S’appuyant sur les travaux préparatoires de la loi ACTPE, la Haute juridiction administrative rappelle que le législateur a entendu fusionner les procédures de permis de construire et d’autorisation d’exploitation commerciale, de sorte que même la contestation de ces décisions s’effectue dans un cadre commun. Par conséquent, elle en déduit que les avis rendus par la CNAC à l’issue d’un RAPO présentent le caractère d’un acte préparatoire du permis, insusceptible de recours pour excès de pouvoir. Le bien-fondé et la régularité de la décision de la CNAC peuvent être critiqués par le requérant, mais uniquement au soutien d’un recours dirigé contre le permis.
Un avis irrégulier qui entache la délivrance du permis
La cour administrative d’appel sollicite ensuite l’avis du Conseil d’État quant à la portée de la décision de la CNAC en ce qui concerne la recevabilité du recours contentieux. En effet, en application des dispositions combinées du code de commerce et du code de l’urbanisme, seule une personne ayant qualité pour saisir la CNAC peut contester ultérieurement le permis délivré en tant qu’il vaut autorisation d’exploitation commerciale (C. com., art. L. 752-17, I, al. 3 ; C. urb., art. L 600-1-4, al. 1er). Dans ces conditions, l’absence d’intérêt à agir dans le cadre d’un RAPO implique nécessairement l’illégitimité du requérant à introduire un recours pour excès de pouvoir.

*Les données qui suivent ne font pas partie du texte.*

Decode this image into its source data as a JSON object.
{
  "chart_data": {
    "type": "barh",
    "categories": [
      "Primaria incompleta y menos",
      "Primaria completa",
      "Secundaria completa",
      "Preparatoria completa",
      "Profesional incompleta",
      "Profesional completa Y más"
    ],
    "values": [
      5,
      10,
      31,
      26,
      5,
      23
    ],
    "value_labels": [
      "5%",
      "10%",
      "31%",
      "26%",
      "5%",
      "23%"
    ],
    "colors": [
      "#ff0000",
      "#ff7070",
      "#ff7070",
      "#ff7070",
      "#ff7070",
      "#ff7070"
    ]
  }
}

Le Conseil d’État rappelle que l’irrecevabilité prononcée par la CNAC ne lie pas le juge administratif : il appartient à celui-ci d’examiner, en toute indépendance, d’une part, si le requérant peut légitimement agir dans le cadre d’un recours contentieux, d’autre part, si le RAPO déposé précédemment devant la CNAC était lui-même recevable. Dans l’hypothèse où la cour administrative d’appel remettrait en cause l’appréciation portée par la CNAC sur la recevabilité du recours administratif, alors la décision rendue par cette dernière est irrégulière. Cette irrégularité entache, par ricochet, la délivrance du PCAEC dans la mesure où, en application du code de l’urbanisme, celui-ci ne peut être délivré en l’absence d’un avis régulier de la CNAC (C. urb., art. L. 425-4, al. 1er).
Une irrégularité appréciée à l’aune des critères « Danthony »
Le Conseil d’État achève son œuvre clarificatrice en détaillant les conséquences possibles d’un rejet irrégulier d’un RAPO lorsqu’il a été jugé à tort irrecevable par la CNAC. S’appuyant sur les critères dégagés par la jurisprudence « Danthony », il estime que l’erreur de la CNAC ne prive pas le requérant d’une garantie. Dès lors, l’irrégularité ne saurait entraîner l’annulation automatique du permis. Il appartient au juge de rechercher si la décision de la CNAC est susceptible d’avoir eu une incidence sur l’autorisation délivrée par la suite, auquel cas cette dernière doit être considérée comme illégale (CE, 23 sept. 2011, n°335033). Cette illégalité peut toutefois donner lieu à régularisation, le Conseil d’État autorisant le juge à surseoir à statuer dans l’attente d’un permis modificatif, conformément aux dispositions prévues par le code de l’urbanisme (C. urb., art. L. 600-5-1).